While saying the window for returning to the JCPOA will not be open forever because eventually Iran's nuclear advances will have overtaken it, Malley said Washington would continue to look for diplomatic arrangements with Tehran.
"You can't revive a dead corpse," he said, stressing that the United States had not reached that point yet. "We will continue to pursue diplomacy, even as we pursue other steps if we face a world in which we need to do that."
Malley declined to describe those other steps. Since talks in Vienna on reviving the deal adjourned in June, Washington has increasingly spoken of pursuing other options, a phrase that hints at the possibility, however remote, of military action.
The envoy, who spent last week consulting U.S. partners in the Gulf and in Europe, emphasized that all sides had "a strong preference for diplomacy, for an effort to revive the JCPOA and, were that to happen, to find ways to engage Iran economically."
Iran has said for more than a month that it would "soon" return to indirect talks in Vienna with the United States on resuming compliance with the accord but has yet to set a date.

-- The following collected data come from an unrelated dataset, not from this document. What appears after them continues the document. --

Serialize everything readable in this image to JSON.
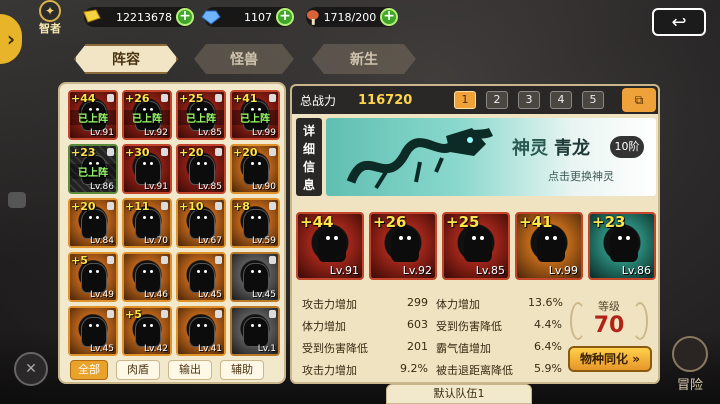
{
  "header": {
    "advisor_label": "智者",
    "resources": [
      {
        "icon": "gold-coins-icon",
        "value": "12213678",
        "color": "#f5d442"
      },
      {
        "icon": "blue-crystal-icon",
        "value": "1107",
        "color": "#6fb4ff"
      },
      {
        "icon": "meat-drumstick-icon",
        "value": "1718/200",
        "color": "#d9643a"
      }
    ],
    "back_icon": "return-arrow-icon"
  },
  "tabs": [
    {
      "label": "阵容",
      "active": true
    },
    {
      "label": "怪兽",
      "active": false
    },
    {
      "label": "新生",
      "active": false
    }
  ],
  "roster": [
    {
      "stars": "+44",
      "level": "Lv.91",
      "status": "已上阵",
      "frame": "red"
    },
    {
      "stars": "+26",
      "level": "Lv.92",
      "status": "已上阵",
      "frame": "red"
    },
    {
      "stars": "+25",
      "level": "Lv.85",
      "status": "已上阵",
      "frame": "red"
    },
    {
      "stars": "+41",
      "level": "Lv.99",
      "status": "已上阵",
      "frame": "red"
    },
    {
      "stars": "+23",
      "level": "Lv.86",
      "status": "已上阵",
      "frame": "green"
    },
    {
      "stars": "+30",
      "level": "Lv.91",
      "status": "",
      "frame": "red"
    },
    {
      "stars": "+20",
      "level": "Lv.85",
      "status": "",
      "frame": "red"
    },
    {
      "stars": "+20",
      "level": "Lv.90",
      "status": "",
      "frame": "orange"
    },
    {
      "stars": "+20",
      "level": "Lv.84",
      "status": "",
      "frame": "orange"
    },
    {
      "stars": "+11",
      "level": "Lv.70",
      "status": "",
      "frame": "orange"
    },
    {
      "stars": "+10",
      "level": "Lv.67",
      "status": "",
      "frame": "orange"
    },
    {
      "stars": "+8",
      "level": "Lv.59",
      "status": "",
      "frame": "orange"
    },
    {
      "stars": "+5",
      "level": "Lv.49",
      "status": "",
      "frame": "orange"
    },
    {
      "stars": "",
      "level": "Lv.46",
      "status": "",
      "frame": "orange"
    },
    {
      "stars": "",
      "level": "Lv.45",
      "status": "",
      "frame": "orange"
    },
    {
      "stars": "",
      "level": "Lv.45",
      "status": "",
      "frame": "gray"
    },
    {
      "stars": "",
      "level": "Lv.45",
      "status": "",
      "frame": "orange"
    },
    {
      "stars": "+5",
      "level": "Lv.42",
      "status": "",
      "frame": "orange"
    },
    {
      "stars": "",
      "level": "Lv.41",
      "status": "",
      "frame": "orange"
    },
    {
      "stars": "",
      "level": "Lv.1",
      "status": "",
      "frame": "gray"
    }
  ],
  "filters": [
    {
      "label": "全部",
      "active": true
    },
    {
      "label": "肉盾",
      "active": false
    },
    {
      "label": "输出",
      "active": false
    },
    {
      "label": "辅助",
      "active": false
    }
  ],
  "team": {
    "power_label": "总战力",
    "power_value": "116720",
    "pages": [
      "1",
      "2",
      "3",
      "4",
      "5"
    ],
    "active_page": "1",
    "detail_label": "详细信息",
    "spirit_label": "神灵",
    "spirit_name": "青龙",
    "spirit_rank": "10阶",
    "change_hint": "点击更换神灵",
    "slots": [
      {
        "stars": "+44",
        "level": "Lv.91",
        "tone": "red"
      },
      {
        "stars": "+26",
        "level": "Lv.92",
        "tone": "red"
      },
      {
        "stars": "+25",
        "level": "Lv.85",
        "tone": "red"
      },
      {
        "stars": "+41",
        "level": "Lv.99",
        "tone": "orange"
      },
      {
        "stars": "+23",
        "level": "Lv.86",
        "tone": "cyan"
      }
    ],
    "stats": [
      {
        "name": "攻击力增加",
        "value": "299"
      },
      {
        "name": "体力增加",
        "value": "13.6%"
      },
      {
        "name": "体力增加",
        "value": "603"
      },
      {
        "name": "受到伤害降低",
        "value": "4.4%"
      },
      {
        "name": "受到伤害降低",
        "value": "201"
      },
      {
        "name": "霸气值增加",
        "value": "6.4%"
      },
      {
        "name": "攻击力增加",
        "value": "9.2%"
      },
      {
        "name": "被击退距离降低",
        "value": "5.9%"
      }
    ],
    "level_label": "等级",
    "level_value": "70",
    "sync_label": "物种同化",
    "default_team_label": "默认队伍1"
  },
  "adventure_label": "冒险"
}
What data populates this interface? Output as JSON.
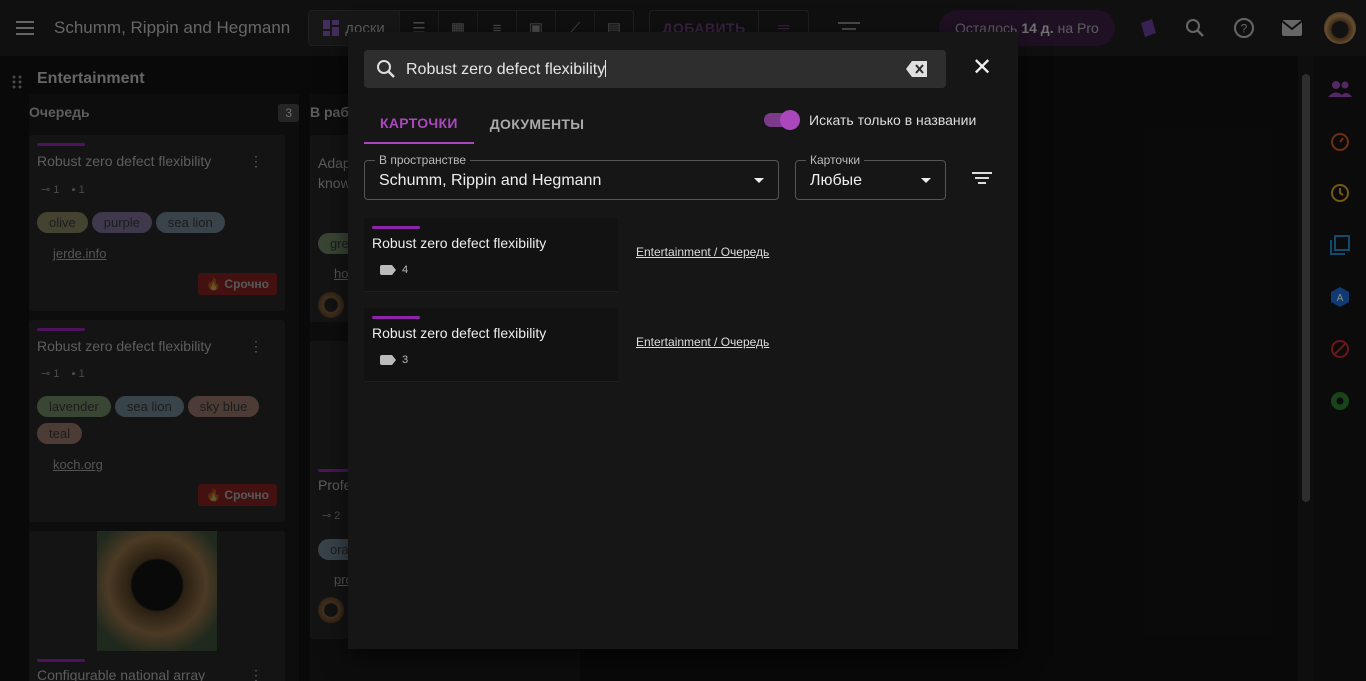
{
  "topbar": {
    "workspace_name": "Schumm, Rippin and Hegmann",
    "views": {
      "boards_label": "доски"
    },
    "add_label": "ДОБАВИТЬ",
    "pro": {
      "prefix": "Осталось",
      "days": "14 д.",
      "suffix": "на Pro"
    }
  },
  "board": {
    "title": "Entertainment",
    "columns": [
      {
        "title": "Очередь",
        "count": "3"
      },
      {
        "title": "В рабо"
      }
    ],
    "cards": [
      {
        "title": "Robust zero defect flexibility",
        "attachments": "1",
        "comments": "1",
        "tags": [
          "olive",
          "purple",
          "sea lion"
        ],
        "link": "jerde.info",
        "badge": "Срочно"
      },
      {
        "title": "Robust zero defect flexibility",
        "attachments": "1",
        "comments": "1",
        "tags": [
          "lavender",
          "sea lion",
          "sky blue",
          "teal"
        ],
        "link": "koch.org",
        "badge": "Срочно"
      },
      {
        "title": "Configurable national array"
      }
    ],
    "col2_cards": [
      {
        "title_line1": "Adap",
        "title_line2": "know",
        "tag": "gre",
        "link": "ho"
      },
      {
        "title": "Profe",
        "count": "2",
        "tag": "ora",
        "link": "pro"
      }
    ]
  },
  "search_dialog": {
    "query": "Robust zero defect flexibility",
    "tabs": [
      "КАРТОЧКИ",
      "ДОКУМЕНТЫ"
    ],
    "title_only_label": "Искать только в названии",
    "title_only_enabled": true,
    "space_field": {
      "label": "В пространстве",
      "value": "Schumm, Rippin and Hegmann"
    },
    "cards_field": {
      "label": "Карточки",
      "value": "Любые"
    },
    "results": [
      {
        "title": "Robust zero defect flexibility",
        "tag_count": "4",
        "path": "Entertainment / Очередь"
      },
      {
        "title": "Robust zero defect flexibility",
        "tag_count": "3",
        "path": "Entertainment / Очередь"
      }
    ]
  },
  "colors": {
    "accent": "#ab47bc",
    "stripe": "#8e24aa",
    "urgent": "#b71c1c",
    "tag_olive": "#c5c08a",
    "tag_purple": "#b39ddb",
    "tag_sea_lion": "#9fb8c8",
    "tag_lavender": "#a5c49a",
    "tag_sky_blue": "#d9a990",
    "tag_teal": "#d9a990"
  },
  "icons": {
    "rail": [
      "people-icon",
      "timer-icon",
      "history-icon",
      "layers-icon",
      "ai-badge-icon",
      "block-icon",
      "aperture-icon"
    ],
    "topbar": [
      "puzzle-icon",
      "search-icon",
      "help-icon",
      "mail-icon"
    ]
  }
}
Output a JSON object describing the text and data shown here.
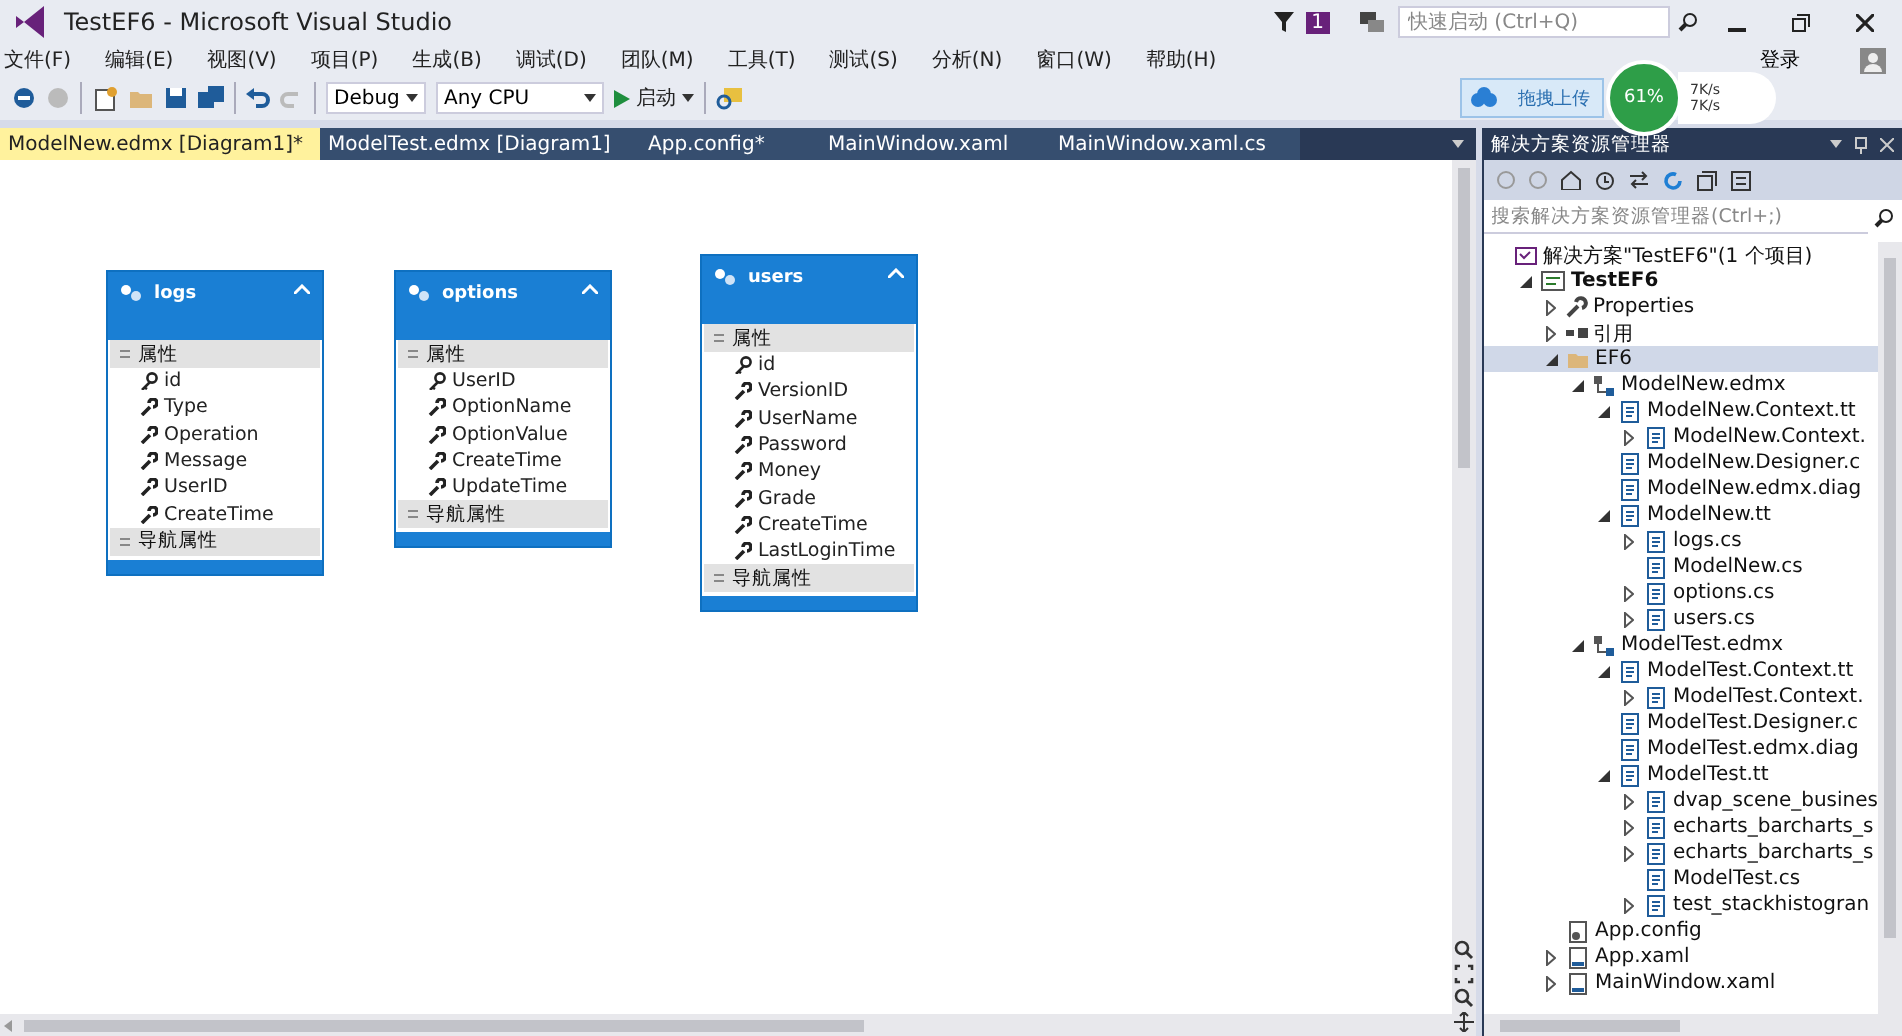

Iran's nuclear negotiator, Ali Bagheri Kani, plans to meet on Wednesday in Brussels with the EU's Enrique Mora, who coordinates talks among Iran and other parties to the deal: Britain, China, France, Germany, Russia and the United States.
Western officials worry that the longer Iran remains outside the nuclear deal, the more expertise it will gain, shortening the time it might need to race to build a bomb if it chose to.
In a step likely to raise tensions, Iran is expanding its enrichment of uranium beyond the highly enriched threshold of 20% purity at a Natanz plant where it is already enriching to 60%. But the new activity does not involve keeping the product, the U.N nuclear watchdog said.